I told her and she asked why I need all that storage. I told her for video, that I'm a filmmaker. "I've done some filmmaking. I haven't made the leap to Final Cut through. I'm old school. Avid. What's are you making, a documentary or a narrative?"
I told her I was making a documentary, but have made narrative films.
"What's the documentary about?" she asked.
I was a little hesitant to discuss this in a subway car full of people, but I've lately been in "why not" mode so I told her. "Wow," she said and then she gazed above my head, as if--but not--looking at the ads that run up there. She said "wow" again. I liked her response. A double "wow" is very encouraging.
We talked about Errol Morris, about the distribution upheaval, about Youtube. We talked a little bit about money and when I said, "There are easier ways to make money than filmmaking," she smiled knowingly. We talked about the number of submissions Sundance receives each year. "Yeah, and they're weird. They didn't take my film, and it went on to win an Academy Award..." she said.
I asked her what was the name of her film?
"You're about the right age, you might have heard of it. Marjoe?"
"The film about Marjoe Gortner?" I said."Yeah."
I had heard of it.

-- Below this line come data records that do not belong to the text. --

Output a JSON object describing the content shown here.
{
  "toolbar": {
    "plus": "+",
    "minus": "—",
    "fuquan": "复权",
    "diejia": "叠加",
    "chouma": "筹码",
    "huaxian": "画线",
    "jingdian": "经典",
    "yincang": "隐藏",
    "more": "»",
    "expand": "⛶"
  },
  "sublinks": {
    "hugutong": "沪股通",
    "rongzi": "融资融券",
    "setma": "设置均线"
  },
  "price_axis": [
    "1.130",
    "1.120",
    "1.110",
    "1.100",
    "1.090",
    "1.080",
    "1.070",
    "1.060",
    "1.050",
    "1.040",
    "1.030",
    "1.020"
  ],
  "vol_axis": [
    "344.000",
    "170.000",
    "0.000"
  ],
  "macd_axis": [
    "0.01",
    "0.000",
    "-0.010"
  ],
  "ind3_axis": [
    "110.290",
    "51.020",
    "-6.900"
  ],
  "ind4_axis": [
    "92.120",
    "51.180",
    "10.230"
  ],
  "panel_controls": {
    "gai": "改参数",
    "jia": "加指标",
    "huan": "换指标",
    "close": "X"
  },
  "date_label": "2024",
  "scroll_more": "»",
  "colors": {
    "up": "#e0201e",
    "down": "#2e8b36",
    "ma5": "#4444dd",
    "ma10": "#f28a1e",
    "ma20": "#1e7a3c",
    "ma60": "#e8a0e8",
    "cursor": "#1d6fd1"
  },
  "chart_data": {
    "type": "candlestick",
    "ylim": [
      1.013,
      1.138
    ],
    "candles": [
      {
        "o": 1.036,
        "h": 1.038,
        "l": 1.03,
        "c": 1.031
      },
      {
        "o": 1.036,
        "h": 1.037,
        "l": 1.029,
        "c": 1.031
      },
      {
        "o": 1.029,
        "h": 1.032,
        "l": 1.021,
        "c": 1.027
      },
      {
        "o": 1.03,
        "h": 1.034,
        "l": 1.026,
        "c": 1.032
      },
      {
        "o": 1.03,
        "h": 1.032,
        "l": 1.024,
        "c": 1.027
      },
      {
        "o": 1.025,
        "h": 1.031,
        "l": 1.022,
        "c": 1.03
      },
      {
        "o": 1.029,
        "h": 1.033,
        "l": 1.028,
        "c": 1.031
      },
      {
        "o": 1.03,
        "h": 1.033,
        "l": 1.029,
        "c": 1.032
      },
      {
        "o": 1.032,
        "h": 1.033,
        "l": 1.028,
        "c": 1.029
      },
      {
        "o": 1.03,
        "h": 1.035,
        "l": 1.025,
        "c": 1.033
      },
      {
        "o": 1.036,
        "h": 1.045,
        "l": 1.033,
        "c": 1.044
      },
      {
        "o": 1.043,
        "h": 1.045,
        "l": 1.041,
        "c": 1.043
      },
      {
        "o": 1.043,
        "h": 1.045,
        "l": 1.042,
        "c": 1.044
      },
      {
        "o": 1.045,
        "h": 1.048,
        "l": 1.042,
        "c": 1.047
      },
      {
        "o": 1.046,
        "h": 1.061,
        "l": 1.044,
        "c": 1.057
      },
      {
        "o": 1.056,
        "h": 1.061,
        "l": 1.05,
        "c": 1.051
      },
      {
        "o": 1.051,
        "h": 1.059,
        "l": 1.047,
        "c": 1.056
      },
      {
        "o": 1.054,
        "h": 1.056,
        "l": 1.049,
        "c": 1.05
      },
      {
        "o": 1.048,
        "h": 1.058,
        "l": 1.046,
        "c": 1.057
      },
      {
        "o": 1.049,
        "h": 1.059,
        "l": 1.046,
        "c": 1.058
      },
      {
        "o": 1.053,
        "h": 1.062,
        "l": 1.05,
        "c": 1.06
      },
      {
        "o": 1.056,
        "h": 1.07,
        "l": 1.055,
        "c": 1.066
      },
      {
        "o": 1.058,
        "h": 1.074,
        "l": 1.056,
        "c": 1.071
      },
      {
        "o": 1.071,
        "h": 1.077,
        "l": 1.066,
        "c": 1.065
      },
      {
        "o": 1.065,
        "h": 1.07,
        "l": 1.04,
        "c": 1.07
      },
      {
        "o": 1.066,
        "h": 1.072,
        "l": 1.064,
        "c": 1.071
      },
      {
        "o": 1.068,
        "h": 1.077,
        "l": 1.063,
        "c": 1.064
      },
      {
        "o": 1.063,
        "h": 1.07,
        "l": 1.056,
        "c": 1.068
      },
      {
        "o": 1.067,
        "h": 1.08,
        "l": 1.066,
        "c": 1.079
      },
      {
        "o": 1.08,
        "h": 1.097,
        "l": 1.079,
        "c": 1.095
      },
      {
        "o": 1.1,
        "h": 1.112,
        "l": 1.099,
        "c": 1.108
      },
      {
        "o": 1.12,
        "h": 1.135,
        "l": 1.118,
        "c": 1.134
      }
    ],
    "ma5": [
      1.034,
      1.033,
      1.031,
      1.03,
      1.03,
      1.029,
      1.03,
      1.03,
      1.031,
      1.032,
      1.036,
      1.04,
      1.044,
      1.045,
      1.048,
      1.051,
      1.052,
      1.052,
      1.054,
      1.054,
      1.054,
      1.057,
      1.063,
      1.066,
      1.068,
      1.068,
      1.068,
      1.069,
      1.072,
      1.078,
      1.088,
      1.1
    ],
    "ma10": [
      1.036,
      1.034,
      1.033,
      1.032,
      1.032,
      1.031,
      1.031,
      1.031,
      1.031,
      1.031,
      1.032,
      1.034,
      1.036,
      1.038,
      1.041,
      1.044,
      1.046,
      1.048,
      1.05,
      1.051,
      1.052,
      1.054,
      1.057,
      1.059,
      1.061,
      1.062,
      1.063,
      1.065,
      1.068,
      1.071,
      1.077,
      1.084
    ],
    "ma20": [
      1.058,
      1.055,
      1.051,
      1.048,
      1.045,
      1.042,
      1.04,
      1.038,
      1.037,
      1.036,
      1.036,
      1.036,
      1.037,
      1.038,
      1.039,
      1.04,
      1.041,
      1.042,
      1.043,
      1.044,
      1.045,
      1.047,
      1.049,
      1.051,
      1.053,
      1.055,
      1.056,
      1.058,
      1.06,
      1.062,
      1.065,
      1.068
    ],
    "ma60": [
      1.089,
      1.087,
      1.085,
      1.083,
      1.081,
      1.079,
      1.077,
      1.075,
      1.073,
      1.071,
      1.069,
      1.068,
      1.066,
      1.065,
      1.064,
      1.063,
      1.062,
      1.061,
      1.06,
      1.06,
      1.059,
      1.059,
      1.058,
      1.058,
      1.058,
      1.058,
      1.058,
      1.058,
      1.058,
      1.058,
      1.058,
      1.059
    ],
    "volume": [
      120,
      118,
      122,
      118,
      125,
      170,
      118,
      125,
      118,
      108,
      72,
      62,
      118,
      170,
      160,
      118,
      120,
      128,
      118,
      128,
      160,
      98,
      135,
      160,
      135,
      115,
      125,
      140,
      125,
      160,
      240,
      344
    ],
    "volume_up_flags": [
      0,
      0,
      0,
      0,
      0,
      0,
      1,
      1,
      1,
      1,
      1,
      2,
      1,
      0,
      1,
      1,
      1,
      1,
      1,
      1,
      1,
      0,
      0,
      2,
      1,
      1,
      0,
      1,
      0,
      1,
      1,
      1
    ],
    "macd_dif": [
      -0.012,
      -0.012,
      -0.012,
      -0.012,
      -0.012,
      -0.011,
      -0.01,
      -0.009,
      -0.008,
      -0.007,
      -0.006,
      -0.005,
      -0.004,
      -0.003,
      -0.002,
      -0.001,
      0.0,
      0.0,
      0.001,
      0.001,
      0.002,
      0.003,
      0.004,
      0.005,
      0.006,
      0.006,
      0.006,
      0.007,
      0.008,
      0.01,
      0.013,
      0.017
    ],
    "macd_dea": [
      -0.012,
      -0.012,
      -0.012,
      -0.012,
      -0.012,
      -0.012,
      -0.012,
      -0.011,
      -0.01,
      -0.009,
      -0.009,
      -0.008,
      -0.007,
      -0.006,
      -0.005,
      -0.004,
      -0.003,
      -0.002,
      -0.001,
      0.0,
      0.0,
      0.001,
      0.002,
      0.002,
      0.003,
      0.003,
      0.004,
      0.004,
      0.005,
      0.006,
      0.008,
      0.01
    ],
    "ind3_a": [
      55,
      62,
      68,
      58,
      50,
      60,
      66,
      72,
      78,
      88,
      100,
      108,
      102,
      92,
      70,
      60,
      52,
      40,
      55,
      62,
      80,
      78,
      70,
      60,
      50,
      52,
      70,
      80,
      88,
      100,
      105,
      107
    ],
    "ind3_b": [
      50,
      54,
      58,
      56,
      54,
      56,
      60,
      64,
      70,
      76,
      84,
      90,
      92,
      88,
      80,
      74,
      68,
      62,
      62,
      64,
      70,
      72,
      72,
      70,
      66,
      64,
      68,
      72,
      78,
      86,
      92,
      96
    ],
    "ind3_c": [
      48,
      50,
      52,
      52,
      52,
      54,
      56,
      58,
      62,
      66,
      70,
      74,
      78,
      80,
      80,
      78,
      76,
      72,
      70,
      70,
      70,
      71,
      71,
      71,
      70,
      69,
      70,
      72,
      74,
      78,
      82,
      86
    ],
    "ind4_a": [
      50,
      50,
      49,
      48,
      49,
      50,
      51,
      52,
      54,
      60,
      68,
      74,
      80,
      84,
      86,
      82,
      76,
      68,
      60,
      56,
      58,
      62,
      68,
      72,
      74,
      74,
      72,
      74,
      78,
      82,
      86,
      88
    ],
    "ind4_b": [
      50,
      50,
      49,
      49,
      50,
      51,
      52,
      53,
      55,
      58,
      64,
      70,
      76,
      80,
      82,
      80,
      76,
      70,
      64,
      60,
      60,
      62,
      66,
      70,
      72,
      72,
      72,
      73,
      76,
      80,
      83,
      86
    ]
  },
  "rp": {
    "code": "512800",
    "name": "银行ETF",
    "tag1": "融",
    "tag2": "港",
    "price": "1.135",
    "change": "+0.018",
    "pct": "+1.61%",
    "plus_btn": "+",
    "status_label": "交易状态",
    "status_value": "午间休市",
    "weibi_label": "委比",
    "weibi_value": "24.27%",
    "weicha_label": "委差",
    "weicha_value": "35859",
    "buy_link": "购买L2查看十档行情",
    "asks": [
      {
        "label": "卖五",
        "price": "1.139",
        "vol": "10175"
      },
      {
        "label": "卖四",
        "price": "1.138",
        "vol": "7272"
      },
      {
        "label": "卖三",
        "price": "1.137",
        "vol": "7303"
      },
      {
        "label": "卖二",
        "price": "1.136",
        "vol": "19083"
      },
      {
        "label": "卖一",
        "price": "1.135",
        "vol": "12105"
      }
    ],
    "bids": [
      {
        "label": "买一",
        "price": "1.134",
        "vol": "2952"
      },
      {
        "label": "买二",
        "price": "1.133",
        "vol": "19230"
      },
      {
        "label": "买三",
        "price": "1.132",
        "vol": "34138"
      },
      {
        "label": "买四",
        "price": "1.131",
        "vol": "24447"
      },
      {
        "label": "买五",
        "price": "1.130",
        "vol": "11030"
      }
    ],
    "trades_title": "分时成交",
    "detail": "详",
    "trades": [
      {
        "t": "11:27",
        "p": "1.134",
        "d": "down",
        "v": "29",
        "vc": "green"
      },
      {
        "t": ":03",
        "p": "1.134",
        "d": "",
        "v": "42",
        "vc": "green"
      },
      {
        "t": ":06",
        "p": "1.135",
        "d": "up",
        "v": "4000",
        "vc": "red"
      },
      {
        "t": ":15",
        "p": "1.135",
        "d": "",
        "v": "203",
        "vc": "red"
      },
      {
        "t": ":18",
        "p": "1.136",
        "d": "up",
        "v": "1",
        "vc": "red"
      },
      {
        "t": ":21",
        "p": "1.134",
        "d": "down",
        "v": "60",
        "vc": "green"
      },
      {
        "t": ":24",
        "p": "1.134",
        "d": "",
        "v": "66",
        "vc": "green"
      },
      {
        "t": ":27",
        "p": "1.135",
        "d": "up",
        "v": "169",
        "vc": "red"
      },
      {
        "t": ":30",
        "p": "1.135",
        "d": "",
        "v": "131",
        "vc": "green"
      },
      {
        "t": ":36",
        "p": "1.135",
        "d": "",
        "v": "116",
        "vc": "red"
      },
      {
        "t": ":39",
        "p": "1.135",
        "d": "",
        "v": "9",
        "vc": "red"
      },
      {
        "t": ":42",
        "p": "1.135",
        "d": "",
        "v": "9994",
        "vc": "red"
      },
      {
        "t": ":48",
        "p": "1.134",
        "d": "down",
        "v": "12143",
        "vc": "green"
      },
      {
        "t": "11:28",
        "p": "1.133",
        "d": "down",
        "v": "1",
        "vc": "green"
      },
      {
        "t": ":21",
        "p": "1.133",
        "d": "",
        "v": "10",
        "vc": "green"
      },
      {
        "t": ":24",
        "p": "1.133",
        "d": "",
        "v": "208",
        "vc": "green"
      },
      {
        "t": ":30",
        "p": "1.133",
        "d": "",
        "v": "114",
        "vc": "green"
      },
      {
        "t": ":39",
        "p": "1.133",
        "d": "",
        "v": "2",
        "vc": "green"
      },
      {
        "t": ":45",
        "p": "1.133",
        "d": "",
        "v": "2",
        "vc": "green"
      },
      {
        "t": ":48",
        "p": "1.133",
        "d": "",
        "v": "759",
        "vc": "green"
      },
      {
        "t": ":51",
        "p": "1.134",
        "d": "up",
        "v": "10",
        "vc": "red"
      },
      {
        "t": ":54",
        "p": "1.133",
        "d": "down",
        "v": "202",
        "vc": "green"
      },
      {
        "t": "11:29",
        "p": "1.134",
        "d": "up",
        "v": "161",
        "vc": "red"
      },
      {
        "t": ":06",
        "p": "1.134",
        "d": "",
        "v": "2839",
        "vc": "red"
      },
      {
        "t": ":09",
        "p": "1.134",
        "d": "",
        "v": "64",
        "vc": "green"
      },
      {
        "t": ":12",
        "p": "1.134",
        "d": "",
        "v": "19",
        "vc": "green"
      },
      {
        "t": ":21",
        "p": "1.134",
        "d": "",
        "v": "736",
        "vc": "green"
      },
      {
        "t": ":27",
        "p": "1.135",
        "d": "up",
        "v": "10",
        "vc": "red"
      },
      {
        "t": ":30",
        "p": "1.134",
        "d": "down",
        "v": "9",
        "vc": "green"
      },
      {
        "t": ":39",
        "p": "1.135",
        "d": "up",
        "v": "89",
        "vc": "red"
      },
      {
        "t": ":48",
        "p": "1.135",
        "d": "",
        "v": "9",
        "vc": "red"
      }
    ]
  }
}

But I told her I hadn't seen. I gave her a couple of "wows" because I've always been fascinated by Marjoe Gortner, evangelist as a child, con artist/whistle blower and b-actor as an adult. Later that night, at home, I realized I must have seen it, because I doubt I would have known about Marjoe Gortner otherwise.
We conversed through five stops and the next was mine. I told her this and she said, "Mine, too." We exited and emerged from the station. We said good bye and shook hands as best we could given all of our hands were hold shopping bags. I told her my name and she told me hers, which immediately left me because my brain can't retain names. She walked north and I walked west.
We didn't exchange cards or numbers or e-mail addresses or websites. There was no hook up energy. Just two people having a civilized conversation on a train about something they were passionate about. I couldn't imagine this playing out in L.A. First, we'd have been in separate cars on the freeway in traffic, and that makes conversation difficult. Second, if we had met, say at a party, there'd have been exchanges of contact information and promises of lunch and, eventually, the initial meeting would have led to phone calls and e-mails unreturned. And that's how I would have remembered the event, as another bullshit encounter, one that had a glimmer of promise but was destined to get sucked into the blackhole of social interactions that exists there. As it is, I have a wonderful memory of a very human, honest exchange between two people.
Sarah, if you're reading this, it was nice chatting with you.